There's no such thing as a bad idea. That said, I accept the possibility that many of mine are terrible by relying on quantity. Tons of bad ideas. Over the last few years I’ve been working out how to put them on record. That’s pretty much why this newsletter exists.
How to mine your best ideas, even the undeveloped ones?
First up, kick start with movement. Physical, cultural, getting out the house-tural. Be proactive and focus on diverse, quality input. Reflection will follow. Then abstraction. Simple.
Join the dots of your mind's chaos to draw loops between connection and meaning. Reflection often meets abstraction. And it can happen subconsciously in mundane ways. Sometimes the chaos keeps looping. Other times you're sketching out something (seemingly) profound in shower condensation because it’s too important to wait.
Follow this practice over time, and multiple abstractions will become buried in your mind together, layered like sediment. Sometimes forced pressure (creating and capturing ideas even when you’re feeling uninspired) results in misshapen, irregular gemstones. By building creative form around them, you polish them and they become more refined.
“The limits of my language mean the limits of my world.”
Ludwig Wittgenstein
It’s alchemy of sorts. You’re not always going to transform dirt into something noble but why not get some grit under your fingernails and mine improbability all the same?

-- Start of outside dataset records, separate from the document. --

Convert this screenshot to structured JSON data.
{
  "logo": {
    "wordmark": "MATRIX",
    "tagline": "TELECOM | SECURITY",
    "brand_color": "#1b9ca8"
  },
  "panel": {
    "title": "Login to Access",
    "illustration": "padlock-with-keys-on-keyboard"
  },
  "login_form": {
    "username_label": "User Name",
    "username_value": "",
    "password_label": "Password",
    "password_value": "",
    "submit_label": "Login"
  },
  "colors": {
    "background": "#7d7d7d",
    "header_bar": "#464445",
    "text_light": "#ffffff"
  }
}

The days you stumble upon rock-solid abstractions make it worthwhile, even though their clarity is fleeting. Lift the gems high and they fall away, splitting out colours like a prism. And that’s exactly what you want.
Ideas are most precious the moment they shift to show you something else.
Rage ain’t nothing but a number
This is for anyone who ever had a precious hour of freedom and resolved ‘not to waste it’.
This is for anyone who zipped their keys in their running tights, but misplaced their phone before they left. Anyone who spent the next 20 minutes looking for it.
This is for anyone who stopped looking. For anyone who had the epiphany. They can do things intentionally without the record. No data, no problem.
They never cared an age ago. In fact, no one cared. There was one instinctive pace. It was their own. And it just felt kinda nice.
Like all things; As in running, as in life.